Il sera intéressant de voir les réactions du NPD et du Bloc, en espérant que les deux partis déploreront, à l’instar des APLP, qu’on n’instaure pas un vrai registre informatisé avec possibilités de mandats de perquisition par la Gendarmerie Royale. En passant, saluons la décision courageuse de Trudeau (ce n’est pas Harper qui aurait fait cela!) de nommer une femme, Brenda Lucki, à la tête de cette institution aux incidents de harcèlements misogynes aussi nombreux et horribles que ceux documentés dans l’armée par le rapport de la juge Marie Deschamps.

 

Addendum

De nombreux échanges de courriels dans les derniers jours ont eu lieu entre spécialistes de Pugwash international et experts de l’Organisation pour l’Interdiction des Armes Chimiques (OIAC) à laquelle adhèrent 193 pays. Comme les règles de convention Pugwash m’interdisent d’identifier des collègues, je cite le journaliste Craig Murray bien informé :

« Le gouvernement britannique a employé, à propos de l’agent innervant utilisé, les mots d’un type développé par la Russie, notez développé et non fabriqué, produit ou fait en Russie. Il s’agirait du premier emploi en Europe depuis la Seconde guerre mondiale d’un tel agent neurotoxique de type militaire. Le laboratoire de recherche britannique Porton Down ne sait toujours pas [à ce jour] si ce sont les Russes qui ont fini par réussir à synthétiser un Novichok. Quand personne ne dévie de la même phraséologie prudente, vous savez que c’est à la suite d’un délicat compromis du Foreign Office qui se souvient des pressions extrêmes exercées pour que les savants signent le sale dossier des Armes de destruction Massive en Irak, tel que relaté dans mon mémoire Meurtre à Samarcande [ces pressions avaient « réussi » à paver  la voie à l’entrée en guerre de Tony Blair contre l’Irak].

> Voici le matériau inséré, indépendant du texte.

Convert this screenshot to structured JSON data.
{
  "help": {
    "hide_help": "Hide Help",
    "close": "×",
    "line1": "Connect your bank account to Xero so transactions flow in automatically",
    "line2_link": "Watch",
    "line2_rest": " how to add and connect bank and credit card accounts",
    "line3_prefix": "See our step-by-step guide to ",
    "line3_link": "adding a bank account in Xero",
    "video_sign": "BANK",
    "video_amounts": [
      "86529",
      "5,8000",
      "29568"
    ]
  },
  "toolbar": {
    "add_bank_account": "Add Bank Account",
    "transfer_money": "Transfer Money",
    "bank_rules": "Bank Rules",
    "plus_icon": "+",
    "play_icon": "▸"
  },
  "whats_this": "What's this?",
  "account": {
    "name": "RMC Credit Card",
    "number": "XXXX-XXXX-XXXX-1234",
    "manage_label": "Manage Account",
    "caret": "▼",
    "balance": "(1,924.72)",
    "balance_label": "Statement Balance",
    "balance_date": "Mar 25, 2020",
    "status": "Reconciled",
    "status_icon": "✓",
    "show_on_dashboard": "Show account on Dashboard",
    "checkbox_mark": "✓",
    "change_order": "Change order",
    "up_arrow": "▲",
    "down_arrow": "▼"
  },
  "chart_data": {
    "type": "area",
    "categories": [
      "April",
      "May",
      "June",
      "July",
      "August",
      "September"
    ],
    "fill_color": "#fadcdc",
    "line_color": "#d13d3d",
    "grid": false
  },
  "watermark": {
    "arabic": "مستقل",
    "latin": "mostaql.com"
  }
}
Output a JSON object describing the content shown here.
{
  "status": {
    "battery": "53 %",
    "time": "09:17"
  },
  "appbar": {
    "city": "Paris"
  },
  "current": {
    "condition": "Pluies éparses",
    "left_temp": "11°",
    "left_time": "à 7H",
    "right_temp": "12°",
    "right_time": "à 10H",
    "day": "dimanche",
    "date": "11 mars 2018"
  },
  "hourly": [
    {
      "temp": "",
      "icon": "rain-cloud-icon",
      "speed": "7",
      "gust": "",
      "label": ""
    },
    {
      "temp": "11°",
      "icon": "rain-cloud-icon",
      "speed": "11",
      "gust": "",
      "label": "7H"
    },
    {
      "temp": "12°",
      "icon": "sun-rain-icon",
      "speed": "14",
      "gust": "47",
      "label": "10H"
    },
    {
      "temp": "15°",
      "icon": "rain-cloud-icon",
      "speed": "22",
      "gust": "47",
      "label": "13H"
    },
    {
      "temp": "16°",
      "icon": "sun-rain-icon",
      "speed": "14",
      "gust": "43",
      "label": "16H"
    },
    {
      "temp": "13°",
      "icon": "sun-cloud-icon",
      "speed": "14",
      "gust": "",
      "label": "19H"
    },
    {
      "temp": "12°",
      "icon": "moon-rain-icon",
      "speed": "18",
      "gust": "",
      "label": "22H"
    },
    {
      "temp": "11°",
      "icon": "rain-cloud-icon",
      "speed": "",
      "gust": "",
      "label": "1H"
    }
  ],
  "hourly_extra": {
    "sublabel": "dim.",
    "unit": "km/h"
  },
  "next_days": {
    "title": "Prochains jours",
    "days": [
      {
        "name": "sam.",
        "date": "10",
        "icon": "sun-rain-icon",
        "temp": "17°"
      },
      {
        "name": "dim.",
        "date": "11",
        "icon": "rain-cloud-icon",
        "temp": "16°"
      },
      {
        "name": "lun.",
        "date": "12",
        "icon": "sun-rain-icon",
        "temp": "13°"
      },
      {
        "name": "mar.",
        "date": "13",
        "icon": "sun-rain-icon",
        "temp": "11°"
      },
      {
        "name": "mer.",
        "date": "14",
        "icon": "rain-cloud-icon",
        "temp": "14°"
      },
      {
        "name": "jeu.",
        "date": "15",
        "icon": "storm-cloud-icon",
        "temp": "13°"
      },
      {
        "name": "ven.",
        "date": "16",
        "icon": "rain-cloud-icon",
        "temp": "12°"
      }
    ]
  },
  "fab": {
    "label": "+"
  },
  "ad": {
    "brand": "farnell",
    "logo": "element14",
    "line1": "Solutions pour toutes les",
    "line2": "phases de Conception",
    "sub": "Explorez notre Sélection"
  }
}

Les inspecteurs de l’OIAC ont un accès plein et entier à toutes les installations russes d’armes chimiques depuis plus d’une décennie – y compris celles que mentionne le lanceur d’alerte allégué Mirzayanov – et l’année dernière, ils ont complété la destruction des dernières 40 000 tonnes d’armes chimiques russes. En revanche, le programme de destruction des armes chimiques américaines demandera encore cinq ans pour arriver à son terme et Nétanyahou dispose d’amples stocks d’armes chimiques, car Israël a toujours refusé de les déclarer à l’OIAC ni de devenir membre de la Convention sur l’interdiction des armes chimiques. Le pays l’a pourtant signée en 1993, mais non ratifiée, parce que cela signifierait l’inspection et la destruction de ses armes chimiques. Indubitablement, Israël a la même capacité technique que n’importe quel autre État à produire des novichoks » [Quant à son intérêt, on sait que Nétanyahou montre plus que de l’enthousiasme à déclencher une guerre occidentale contre l’Iran et la Russie. ATTENTION : ceci ne constitue même pas une probabilité!!!].

 

[1] Pour la première fois depuis son élection, le sondage Angus Reid du 19 mars montre plus de 50% des Canadiens désireux de changer de gouvernement, l’insatisfaction face à Trudeau étant passée de 41% en mars de l’an dernier à 56% cette année.